Multi-agent systems were one of the dominant architectural patterns in 2025. Most of them were poorly designed. I have reviewed enough now to recognise the failure modes by silhouette. Here are the ones I see most often, and what to do about them.

The agent that should have been a function call

The most common anti-pattern is wrapping a deterministic operation in an LLM-driven agent. A team needs to call an external API, parse the response, and update a database field. They build an "agent" that decides whether to call the API and another agent that decides how to update the field.

The decision points are illusory. The work is deterministic. The LLM adds latency, cost, and a non-determinism budget that buys nothing. The right answer is a function call wrapped in a try-catch, not an agent.

The diagnostic question. For each agent in the system, can I write the deterministic version in a few hours. If yes, I should write the deterministic version. The LLM should be reserved for genuine interpretation steps, not for control flow that has a clear specification.

The agents that talk to each other forever

Two agents are tasked with negotiating a solution. Agent A proposes. Agent B critiques. Agent A revises. Agent B critiques again. The conversation continues until a token budget runs out. The output is sometimes good. Often it is a slightly worse version of what either agent could produce alone.

The problem is that the negotiation has no clear termination condition. Without an external check, the agents will continue to disagree on cosmetic issues. The system spends compute without converging.

The fix is to bound the negotiation. Allow at most one round of critique. Require the second agent to either approve or reject with a specific reason. Have a third deterministic process arbitrate. The unbounded multi-turn negotiation is almost always worse than a constrained interaction.

The orchestrator that does not understand the tools

A single orchestrator agent is given a long list of tools and asked to choose. As the tool list grows past five or six, the orchestrator's selection accuracy falls quickly. By ten or twelve tools, the system makes wrong tool choices on a significant fraction of inputs.

The cause is usually that the tool descriptions are ambiguous, the tools have overlapping capabilities, or the orchestrator has not been given enough context about the input to choose well.

The fixes are direct. Reduce the tool list to the few that actually apply to the orchestrator's scope. Group tools into domains and add a routing step that selects a domain before selecting a tool within it. Improve the tool descriptions with concrete examples of when each tool is and is not appropriate.

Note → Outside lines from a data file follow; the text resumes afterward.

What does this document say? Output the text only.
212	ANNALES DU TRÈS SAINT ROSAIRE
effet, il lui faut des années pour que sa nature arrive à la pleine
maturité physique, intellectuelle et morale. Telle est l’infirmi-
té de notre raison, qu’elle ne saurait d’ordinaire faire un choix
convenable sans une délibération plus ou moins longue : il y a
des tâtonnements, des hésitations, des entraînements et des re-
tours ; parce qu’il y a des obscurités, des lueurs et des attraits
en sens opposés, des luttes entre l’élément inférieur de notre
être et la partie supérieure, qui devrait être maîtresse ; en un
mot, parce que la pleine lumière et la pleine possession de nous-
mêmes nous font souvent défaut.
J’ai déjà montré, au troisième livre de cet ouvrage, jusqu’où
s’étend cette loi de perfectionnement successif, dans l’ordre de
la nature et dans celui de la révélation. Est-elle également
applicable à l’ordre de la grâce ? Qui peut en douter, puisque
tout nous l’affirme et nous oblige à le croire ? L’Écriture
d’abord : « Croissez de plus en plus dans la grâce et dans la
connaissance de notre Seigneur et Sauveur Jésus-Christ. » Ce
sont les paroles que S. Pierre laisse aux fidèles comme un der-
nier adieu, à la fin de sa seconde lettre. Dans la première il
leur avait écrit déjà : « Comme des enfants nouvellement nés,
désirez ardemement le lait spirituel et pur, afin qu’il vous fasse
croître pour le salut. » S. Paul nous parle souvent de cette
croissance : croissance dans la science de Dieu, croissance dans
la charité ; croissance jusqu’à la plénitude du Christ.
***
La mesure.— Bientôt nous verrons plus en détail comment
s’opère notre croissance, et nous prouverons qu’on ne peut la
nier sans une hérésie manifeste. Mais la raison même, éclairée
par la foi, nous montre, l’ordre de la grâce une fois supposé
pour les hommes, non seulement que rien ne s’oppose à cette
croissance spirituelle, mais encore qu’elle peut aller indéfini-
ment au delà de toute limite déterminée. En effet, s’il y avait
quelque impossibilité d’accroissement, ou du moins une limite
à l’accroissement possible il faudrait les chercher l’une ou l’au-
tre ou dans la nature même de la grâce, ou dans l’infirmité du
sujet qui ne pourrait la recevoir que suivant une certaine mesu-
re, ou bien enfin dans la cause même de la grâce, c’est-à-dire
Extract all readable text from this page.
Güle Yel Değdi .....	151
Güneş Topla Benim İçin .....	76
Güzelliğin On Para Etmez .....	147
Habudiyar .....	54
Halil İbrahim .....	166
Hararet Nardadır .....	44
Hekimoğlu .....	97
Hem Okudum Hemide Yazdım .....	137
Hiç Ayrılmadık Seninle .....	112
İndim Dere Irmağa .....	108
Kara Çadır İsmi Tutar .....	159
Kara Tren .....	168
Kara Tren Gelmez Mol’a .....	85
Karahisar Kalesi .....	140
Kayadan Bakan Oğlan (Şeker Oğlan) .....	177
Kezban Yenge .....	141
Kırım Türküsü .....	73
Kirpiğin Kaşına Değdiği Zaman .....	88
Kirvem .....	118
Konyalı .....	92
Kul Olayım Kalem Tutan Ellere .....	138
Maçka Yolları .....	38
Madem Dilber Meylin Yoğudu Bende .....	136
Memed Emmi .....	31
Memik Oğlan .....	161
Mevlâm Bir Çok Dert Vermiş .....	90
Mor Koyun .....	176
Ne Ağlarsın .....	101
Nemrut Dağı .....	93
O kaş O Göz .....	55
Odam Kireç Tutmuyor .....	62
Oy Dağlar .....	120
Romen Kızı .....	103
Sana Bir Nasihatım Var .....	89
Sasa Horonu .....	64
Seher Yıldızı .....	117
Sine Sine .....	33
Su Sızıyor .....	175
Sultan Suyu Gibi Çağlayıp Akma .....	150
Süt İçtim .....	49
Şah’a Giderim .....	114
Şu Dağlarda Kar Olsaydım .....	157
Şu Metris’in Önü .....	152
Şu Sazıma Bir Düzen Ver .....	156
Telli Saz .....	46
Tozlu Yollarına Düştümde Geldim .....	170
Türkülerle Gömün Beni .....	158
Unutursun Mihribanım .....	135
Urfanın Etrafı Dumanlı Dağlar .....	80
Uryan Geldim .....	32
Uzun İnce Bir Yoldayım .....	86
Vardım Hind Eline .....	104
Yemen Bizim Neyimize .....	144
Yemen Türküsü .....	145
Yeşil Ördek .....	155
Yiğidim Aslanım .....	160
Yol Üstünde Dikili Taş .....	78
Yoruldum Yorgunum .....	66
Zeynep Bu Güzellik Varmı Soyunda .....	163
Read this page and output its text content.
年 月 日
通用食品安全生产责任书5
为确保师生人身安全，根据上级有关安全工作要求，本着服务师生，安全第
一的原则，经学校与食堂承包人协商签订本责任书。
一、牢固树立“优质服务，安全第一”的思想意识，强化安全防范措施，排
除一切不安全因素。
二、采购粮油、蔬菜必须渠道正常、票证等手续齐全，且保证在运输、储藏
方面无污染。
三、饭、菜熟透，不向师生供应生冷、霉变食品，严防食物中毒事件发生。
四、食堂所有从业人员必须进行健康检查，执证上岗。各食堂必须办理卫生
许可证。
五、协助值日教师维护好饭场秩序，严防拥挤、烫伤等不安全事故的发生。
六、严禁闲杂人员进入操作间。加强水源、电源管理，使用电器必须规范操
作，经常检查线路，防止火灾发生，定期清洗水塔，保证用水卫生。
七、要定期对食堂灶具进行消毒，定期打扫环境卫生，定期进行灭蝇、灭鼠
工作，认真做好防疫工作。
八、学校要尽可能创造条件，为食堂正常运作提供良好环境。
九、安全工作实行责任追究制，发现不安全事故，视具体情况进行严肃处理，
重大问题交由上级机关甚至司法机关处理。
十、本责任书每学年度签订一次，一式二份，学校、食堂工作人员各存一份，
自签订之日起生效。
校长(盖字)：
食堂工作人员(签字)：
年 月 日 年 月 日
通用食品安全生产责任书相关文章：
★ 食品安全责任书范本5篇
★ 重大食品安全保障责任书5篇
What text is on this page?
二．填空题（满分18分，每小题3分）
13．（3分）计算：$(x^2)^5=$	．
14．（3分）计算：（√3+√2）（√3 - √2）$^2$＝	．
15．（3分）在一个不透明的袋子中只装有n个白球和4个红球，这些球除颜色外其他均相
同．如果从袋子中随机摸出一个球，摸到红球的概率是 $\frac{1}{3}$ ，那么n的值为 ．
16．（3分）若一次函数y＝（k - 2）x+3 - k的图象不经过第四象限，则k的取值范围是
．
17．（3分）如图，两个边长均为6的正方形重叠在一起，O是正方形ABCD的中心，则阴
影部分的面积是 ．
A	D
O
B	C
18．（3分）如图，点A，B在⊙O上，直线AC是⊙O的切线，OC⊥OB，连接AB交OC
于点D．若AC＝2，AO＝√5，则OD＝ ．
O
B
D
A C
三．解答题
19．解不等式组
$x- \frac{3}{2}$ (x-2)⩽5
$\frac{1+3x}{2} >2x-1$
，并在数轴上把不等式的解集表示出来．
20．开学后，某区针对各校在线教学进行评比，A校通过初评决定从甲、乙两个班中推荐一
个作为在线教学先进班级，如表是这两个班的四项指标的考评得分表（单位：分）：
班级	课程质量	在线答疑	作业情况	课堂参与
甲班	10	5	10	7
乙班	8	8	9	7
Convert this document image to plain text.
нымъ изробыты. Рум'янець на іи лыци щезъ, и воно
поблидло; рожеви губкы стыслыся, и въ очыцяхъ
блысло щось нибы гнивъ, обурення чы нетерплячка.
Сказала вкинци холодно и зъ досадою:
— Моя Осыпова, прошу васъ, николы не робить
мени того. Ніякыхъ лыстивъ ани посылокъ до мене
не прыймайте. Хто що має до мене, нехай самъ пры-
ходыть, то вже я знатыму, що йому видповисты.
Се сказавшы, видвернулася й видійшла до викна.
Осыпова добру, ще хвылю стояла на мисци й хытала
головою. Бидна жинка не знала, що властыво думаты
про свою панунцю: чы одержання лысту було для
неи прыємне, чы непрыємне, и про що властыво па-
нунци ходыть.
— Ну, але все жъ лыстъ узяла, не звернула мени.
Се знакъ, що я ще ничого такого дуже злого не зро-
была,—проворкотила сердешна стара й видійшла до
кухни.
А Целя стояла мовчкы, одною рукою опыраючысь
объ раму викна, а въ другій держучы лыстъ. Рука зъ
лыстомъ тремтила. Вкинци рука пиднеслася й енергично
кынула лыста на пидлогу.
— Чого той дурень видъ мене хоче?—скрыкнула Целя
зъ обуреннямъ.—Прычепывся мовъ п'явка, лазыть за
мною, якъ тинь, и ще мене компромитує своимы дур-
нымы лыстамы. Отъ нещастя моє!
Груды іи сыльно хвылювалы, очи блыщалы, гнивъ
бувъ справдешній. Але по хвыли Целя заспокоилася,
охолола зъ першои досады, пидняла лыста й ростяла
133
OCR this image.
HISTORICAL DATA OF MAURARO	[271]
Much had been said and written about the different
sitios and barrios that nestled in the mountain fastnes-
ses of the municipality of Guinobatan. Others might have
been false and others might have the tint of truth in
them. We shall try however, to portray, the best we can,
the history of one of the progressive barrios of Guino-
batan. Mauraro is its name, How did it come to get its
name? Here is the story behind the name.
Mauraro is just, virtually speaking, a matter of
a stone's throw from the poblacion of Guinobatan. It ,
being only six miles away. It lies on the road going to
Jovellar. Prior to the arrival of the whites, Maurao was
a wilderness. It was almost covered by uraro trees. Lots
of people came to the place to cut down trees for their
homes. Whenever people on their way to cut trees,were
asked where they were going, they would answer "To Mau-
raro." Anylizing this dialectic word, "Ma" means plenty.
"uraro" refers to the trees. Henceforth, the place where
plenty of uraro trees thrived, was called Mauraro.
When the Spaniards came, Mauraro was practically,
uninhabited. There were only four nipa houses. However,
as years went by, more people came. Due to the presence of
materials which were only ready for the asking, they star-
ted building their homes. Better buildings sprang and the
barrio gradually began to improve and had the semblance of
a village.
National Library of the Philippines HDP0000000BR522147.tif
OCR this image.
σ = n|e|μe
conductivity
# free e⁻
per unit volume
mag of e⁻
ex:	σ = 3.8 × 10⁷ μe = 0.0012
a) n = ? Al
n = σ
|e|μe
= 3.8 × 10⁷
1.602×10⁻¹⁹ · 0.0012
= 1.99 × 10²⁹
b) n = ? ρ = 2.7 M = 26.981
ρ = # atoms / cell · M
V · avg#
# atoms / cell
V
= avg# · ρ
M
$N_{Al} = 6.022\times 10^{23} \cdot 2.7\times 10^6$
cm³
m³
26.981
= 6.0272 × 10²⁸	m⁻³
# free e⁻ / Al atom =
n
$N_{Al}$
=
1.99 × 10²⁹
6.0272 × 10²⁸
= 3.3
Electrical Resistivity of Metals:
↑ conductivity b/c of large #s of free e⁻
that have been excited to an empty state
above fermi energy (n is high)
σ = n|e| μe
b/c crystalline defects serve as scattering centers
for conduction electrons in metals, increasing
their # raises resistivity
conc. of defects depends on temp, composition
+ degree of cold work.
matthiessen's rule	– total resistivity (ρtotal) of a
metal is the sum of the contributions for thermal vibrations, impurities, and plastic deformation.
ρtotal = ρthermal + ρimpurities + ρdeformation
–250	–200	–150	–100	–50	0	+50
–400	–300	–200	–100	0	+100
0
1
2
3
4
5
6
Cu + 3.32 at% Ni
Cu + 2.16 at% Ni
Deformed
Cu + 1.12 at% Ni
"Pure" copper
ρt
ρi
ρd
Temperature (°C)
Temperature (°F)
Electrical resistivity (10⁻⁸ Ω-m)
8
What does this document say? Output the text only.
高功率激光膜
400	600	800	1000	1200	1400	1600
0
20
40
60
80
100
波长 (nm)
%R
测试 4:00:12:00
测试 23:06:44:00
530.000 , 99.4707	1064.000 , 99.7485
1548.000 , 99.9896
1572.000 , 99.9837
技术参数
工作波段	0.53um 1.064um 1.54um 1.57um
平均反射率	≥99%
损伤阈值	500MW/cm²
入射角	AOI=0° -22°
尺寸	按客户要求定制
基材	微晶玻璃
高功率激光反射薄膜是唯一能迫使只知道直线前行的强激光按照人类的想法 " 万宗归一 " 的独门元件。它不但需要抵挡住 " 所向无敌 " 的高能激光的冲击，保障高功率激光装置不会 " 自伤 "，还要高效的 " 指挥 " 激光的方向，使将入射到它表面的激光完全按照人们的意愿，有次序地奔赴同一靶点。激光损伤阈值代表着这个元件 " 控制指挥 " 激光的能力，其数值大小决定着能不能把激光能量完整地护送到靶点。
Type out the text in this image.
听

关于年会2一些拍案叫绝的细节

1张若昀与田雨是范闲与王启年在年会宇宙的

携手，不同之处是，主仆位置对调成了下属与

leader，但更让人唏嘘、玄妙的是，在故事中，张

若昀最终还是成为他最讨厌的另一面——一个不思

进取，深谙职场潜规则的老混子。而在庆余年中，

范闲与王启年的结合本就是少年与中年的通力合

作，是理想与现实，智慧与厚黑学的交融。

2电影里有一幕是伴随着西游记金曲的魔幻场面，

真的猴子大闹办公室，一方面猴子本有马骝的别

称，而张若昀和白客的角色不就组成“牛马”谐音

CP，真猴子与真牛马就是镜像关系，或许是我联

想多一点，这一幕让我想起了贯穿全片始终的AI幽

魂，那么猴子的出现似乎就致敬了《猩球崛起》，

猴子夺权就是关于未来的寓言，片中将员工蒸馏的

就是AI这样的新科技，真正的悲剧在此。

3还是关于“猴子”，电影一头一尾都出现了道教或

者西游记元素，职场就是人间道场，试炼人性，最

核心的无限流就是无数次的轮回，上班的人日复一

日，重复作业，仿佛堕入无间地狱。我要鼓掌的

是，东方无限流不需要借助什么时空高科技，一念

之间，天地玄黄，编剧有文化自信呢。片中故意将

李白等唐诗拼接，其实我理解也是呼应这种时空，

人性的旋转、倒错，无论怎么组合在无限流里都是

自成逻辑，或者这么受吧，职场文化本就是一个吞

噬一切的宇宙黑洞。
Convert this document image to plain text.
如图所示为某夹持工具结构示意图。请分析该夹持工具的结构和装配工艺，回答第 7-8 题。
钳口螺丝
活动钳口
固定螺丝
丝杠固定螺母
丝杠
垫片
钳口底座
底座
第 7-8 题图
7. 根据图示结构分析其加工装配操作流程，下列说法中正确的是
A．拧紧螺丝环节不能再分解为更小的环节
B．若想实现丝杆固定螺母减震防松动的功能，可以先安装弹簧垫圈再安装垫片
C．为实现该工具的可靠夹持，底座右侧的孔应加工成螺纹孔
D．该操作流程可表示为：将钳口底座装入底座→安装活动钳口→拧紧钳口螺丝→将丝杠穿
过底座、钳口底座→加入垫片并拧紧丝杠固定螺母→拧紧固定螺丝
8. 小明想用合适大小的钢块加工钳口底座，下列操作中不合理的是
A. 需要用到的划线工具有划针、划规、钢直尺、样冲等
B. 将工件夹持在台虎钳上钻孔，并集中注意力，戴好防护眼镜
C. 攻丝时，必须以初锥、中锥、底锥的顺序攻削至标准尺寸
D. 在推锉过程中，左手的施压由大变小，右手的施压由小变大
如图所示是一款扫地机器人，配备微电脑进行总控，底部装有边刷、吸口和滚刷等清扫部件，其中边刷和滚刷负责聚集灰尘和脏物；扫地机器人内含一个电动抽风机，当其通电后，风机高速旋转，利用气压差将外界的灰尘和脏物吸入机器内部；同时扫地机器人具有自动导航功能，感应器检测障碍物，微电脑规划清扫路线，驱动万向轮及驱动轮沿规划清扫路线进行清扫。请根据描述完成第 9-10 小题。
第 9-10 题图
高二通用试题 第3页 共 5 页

A system with twelve tools is rarely a single-orchestrator system. It is two or three orchestrators with three or four tools each.

The agent that does not check its own outputs

An agent generates an output and ships it to a downstream system without validation. The downstream system has its own schema. The agent's output sometimes does not conform. Errors appear in production at low rates and are hard to debug.

The fix is to validate every agent output against a schema before it leaves the agent boundary. If the output does not conform, the agent retries with a corrective prompt. If the retry also fails, the agent escalates to a human or to a fallback path. The schema is the contract between the agent and the rest of the system. Without it, the agent is producing output that the system cannot rely on.

The agent that is graded only by other agents

LLM-as-judge evaluation is a useful tool. It is not a substitute for human evaluation on the cases that matter. Teams that grade their multi-agent systems entirely with LLM-as-judge build systems that pass the judge and fail the user.

The pattern is to use LLM-as-judge for high-volume regression testing and to use human evaluation on a stratified sample of production traffic for ground truth calibration. The two techniques complement each other. Either one alone is insufficient.

The system that has no observability

A multi-agent system in production should produce a trace of each request that includes the agents invoked, the tools called, the prompts used, the model versions, the latency at each stage, and the cost at each stage. Without this trace, debugging production issues is guesswork.

A surprising number of multi-agent systems ship without adequate tracing. The team can tell that something is wrong in production. They cannot tell which agent is wrong, or why. The mean time to resolution stretches out and trust in the system erodes.

This is not exotic infrastructure. There are open-source tracing tools that handle the agent case adequately. The investment is small. The cost of not having it is large.

What good looks like

A multi-agent system that works in production tends to share a few properties. The agents are few in number. Each agent has a narrow, well-specified job. The orchestration is mostly deterministic, with the LLM used in clearly bounded interpretive roles. The outputs are validated against schemas. The system is observable. Human review is in the loop where the failure cost warrants it.

This is less ambitious than the marketing of multi-agent systems suggests. It is also what ships.